El cinco de septiembre pasado, una familia de origen sirio sufrió un atraco en su casa. Tres de los cuatro miembros de la familia fueron asesinados y de inmediato la comunidad presionó hasta lograr la salida de la Policía del Estado Bolívar (PEB). 15 días después se comprobó que efectivamente dos agente de la PEB estaban vinculados al suceso que conmovió a esta población.

En poco más de un mes, mientras permanece intervenida la PEB en Gran Sabana, los cuerpos de seguridad arrestaron mediante puntos móviles y fijos y redadas a 200 delincuentes de alta peligrosidad solicitados por diversos delitos.

Uno de ellos era requerido en tres de las 23 entidades del país por haber cometido igual cantidad de asesinatos y sin embargo hacía vida en Santa Elena tras burlar las 14 alcabalas ubicadas a lo largo de la vía que conduce a esta frontera.

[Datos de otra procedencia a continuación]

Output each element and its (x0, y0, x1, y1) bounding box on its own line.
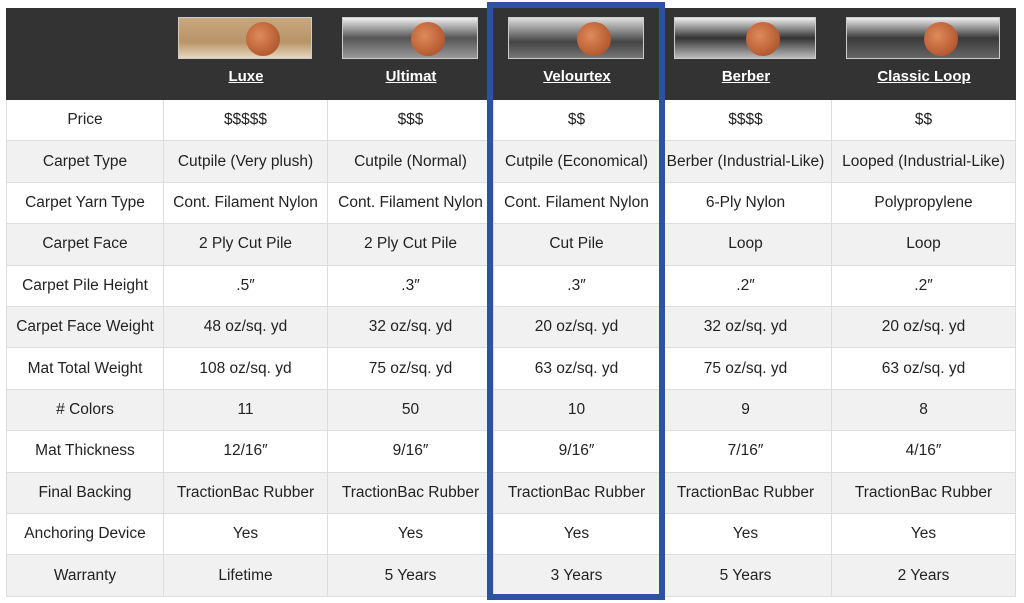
cell-value: TractionBac Rubber (660, 472, 832, 514)
cell-value: Yes (660, 514, 832, 556)
cell-value: TractionBac Rubber (494, 472, 660, 514)
cell-value: Berber (Industrial-Like) (660, 141, 832, 183)
cell-value: 2 Years (832, 555, 1016, 597)
cell-value: 20 oz/sq. yd (832, 307, 1016, 349)
cell-value: Lifetime (164, 555, 328, 597)
cell-value: Cutpile (Normal) (328, 141, 494, 183)
row-label: Carpet Type (6, 141, 164, 183)
cell-value: 75 oz/sq. yd (660, 348, 832, 390)
cell-value: Cut Pile (494, 224, 660, 266)
row-label: Carpet Face Weight (6, 307, 164, 349)
cell-value: 9/16″ (328, 431, 494, 473)
cell-value: 5 Years (660, 555, 832, 597)
cell-value: TractionBac Rubber (832, 472, 1016, 514)
cell-value: 11 (164, 389, 328, 432)
cell-value: Cont. Filament Nylon (494, 182, 660, 225)
cell-value: 9 (660, 389, 832, 432)
cell-value: .2″ (660, 265, 832, 307)
column-name[interactable]: Velourtex (543, 68, 611, 85)
row-label: Price (6, 100, 164, 142)
cell-value: 4/16″ (832, 431, 1016, 473)
cell-value: Polypropylene (832, 182, 1016, 225)
cell-value: Loop (832, 224, 1016, 266)
cell-value: 75 oz/sq. yd (328, 348, 494, 390)
column-name[interactable]: Ultimat (385, 68, 437, 85)
cell-value: 32 oz/sq. yd (328, 307, 494, 349)
cell-value: .3″ (328, 265, 494, 307)
penny (746, 22, 780, 56)
cell-value: Yes (164, 514, 328, 556)
cell-value: Yes (494, 514, 660, 556)
column-name[interactable]: Luxe (228, 68, 264, 85)
row-label: Carpet Face (6, 224, 164, 266)
cell-value: Loop (660, 224, 832, 266)
cell-value: 20 oz/sq. yd (494, 307, 660, 349)
column-name[interactable]: Berber (721, 68, 771, 85)
cell-value: 5 Years (328, 555, 494, 597)
cell-value: 12/16″ (164, 431, 328, 473)
cell-value: 3 Years (494, 555, 660, 597)
cell-value: 48 oz/sq. yd (164, 307, 328, 349)
cell-value: 7/16″ (660, 431, 832, 473)
column-name[interactable]: Classic Loop (877, 68, 971, 85)
cell-value: .2″ (832, 265, 1016, 307)
cell-value: Yes (328, 514, 494, 556)
cell-value: $$$$$ (164, 100, 328, 142)
cell-value: Cutpile (Economical) (494, 141, 660, 183)
product-image (178, 17, 312, 59)
cell-value: 10 (494, 389, 660, 432)
row-label: Warranty (6, 555, 164, 597)
cell-value: $$$$ (660, 100, 832, 142)
cell-value: 9/16″ (494, 431, 660, 473)
cell-value: 6-Ply Nylon (660, 182, 832, 225)
cell-value: Cutpile (Very plush) (164, 141, 328, 183)
cell-value: TractionBac Rubber (328, 472, 494, 514)
cell-value: $$ (832, 100, 1016, 142)
row-label: Final Backing (6, 472, 164, 514)
cell-value: $$$ (328, 100, 494, 142)
row-label: # Colors (6, 389, 164, 432)
cell-value: 108 oz/sq. yd (164, 348, 328, 390)
cell-value: 2 Ply Cut Pile (164, 224, 328, 266)
cell-value: 2 Ply Cut Pile (328, 224, 494, 266)
product-image (674, 17, 816, 59)
penny (246, 22, 280, 56)
product-image (846, 17, 1000, 59)
cell-value: Yes (832, 514, 1016, 556)
cell-value: TractionBac Rubber (164, 472, 328, 514)
row-label: Mat Total Weight (6, 348, 164, 390)
cell-value: $$ (494, 100, 660, 142)
row-label: Carpet Yarn Type (6, 182, 164, 225)
penny (577, 22, 611, 56)
cell-value: 32 oz/sq. yd (660, 307, 832, 349)
cell-value: 8 (832, 389, 1016, 432)
cell-value: .5″ (164, 265, 328, 307)
cell-value: 63 oz/sq. yd (494, 348, 660, 390)
penny (411, 22, 445, 56)
cell-value: Cont. Filament Nylon (164, 182, 328, 225)
row-label: Anchoring Device (6, 514, 164, 556)
penny (924, 22, 958, 56)
product-image (508, 17, 644, 59)
cell-value: Cont. Filament Nylon (328, 182, 494, 225)
cell-value: .3″ (494, 265, 660, 307)
cell-value: 63 oz/sq. yd (832, 348, 1016, 390)
cell-value: Looped (Industrial-Like) (832, 141, 1016, 183)
row-label: Carpet Pile Height (6, 265, 164, 307)
row-label: Mat Thickness (6, 431, 164, 473)
cell-value: 50 (328, 389, 494, 432)
product-image (342, 17, 478, 59)
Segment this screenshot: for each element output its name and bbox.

Henrito dijo que la comisión detectó que muchos delincuentes e indocumentados se refugian en las invasiones que han proliferado en Santa Elena, como Caño Amarillo, mientras que otros se internan en las minas de oro y diamante por tratarse de espacios distantes al margen de la ley. Santa Elena se encuentra a 1300 kilómetros de Caracas y a 750 de Ciudad Guayana, la urbe más cercana.

Se evaluó que si bien Santa Elena surgió, hace más de ocho décadas, como un pueblo minero en donde simultáneamente se instalaron los prostíbulos y luego se popularizó el contrabando de combustible, tanto para servir a las minas como para su venta a los visitantes brasileros, esa migración se aceleró ante el desabastecimiento de alimentos y medicinas que sufre Venezuela.

Desde las zonas más pobladas, desde el centro y occidente venezolanos, llegan diariamente cientos de personas para comprar harinas, arroz, pasta, aceite y fármacos del lado brasilero de la frontera.

Por lo pronto, la misión de los representantes de las comunidades indígenas más cercanas a Santa Elena (de Manak Krü, Maurak y Santo Domingo) es vigilar para que las autoridades hagan su trabajo: detengan el ingreso de delincuentes e indocumentados, limiten el ejercicio de la prostitución a las centros que cuentan con sus permisos, controlen las estaciones de servicios de acuerdo a las ordenanzas ya sancionadas, se desalojen y eviten las invasiones y se controle el caos reinante en el Terminal Internacional de Pasajeros.

Como soluciones, a mediano y largo plazo, las comunidades indígenas y no indígenas manejan 23 propuestas. Entre ellas destacan el establecimiento de la Universidad Nacional Experimental de la Seguridad en Gran Sabana, para sean jóvenes nacidos y formados en la zona quienes ejerzan como policías acá.

Mientras que los voceros de la PEB insisten en la posibilidad de traer a esta frontera 60 efectivos recién graduados y sin una tachadura en su expediente.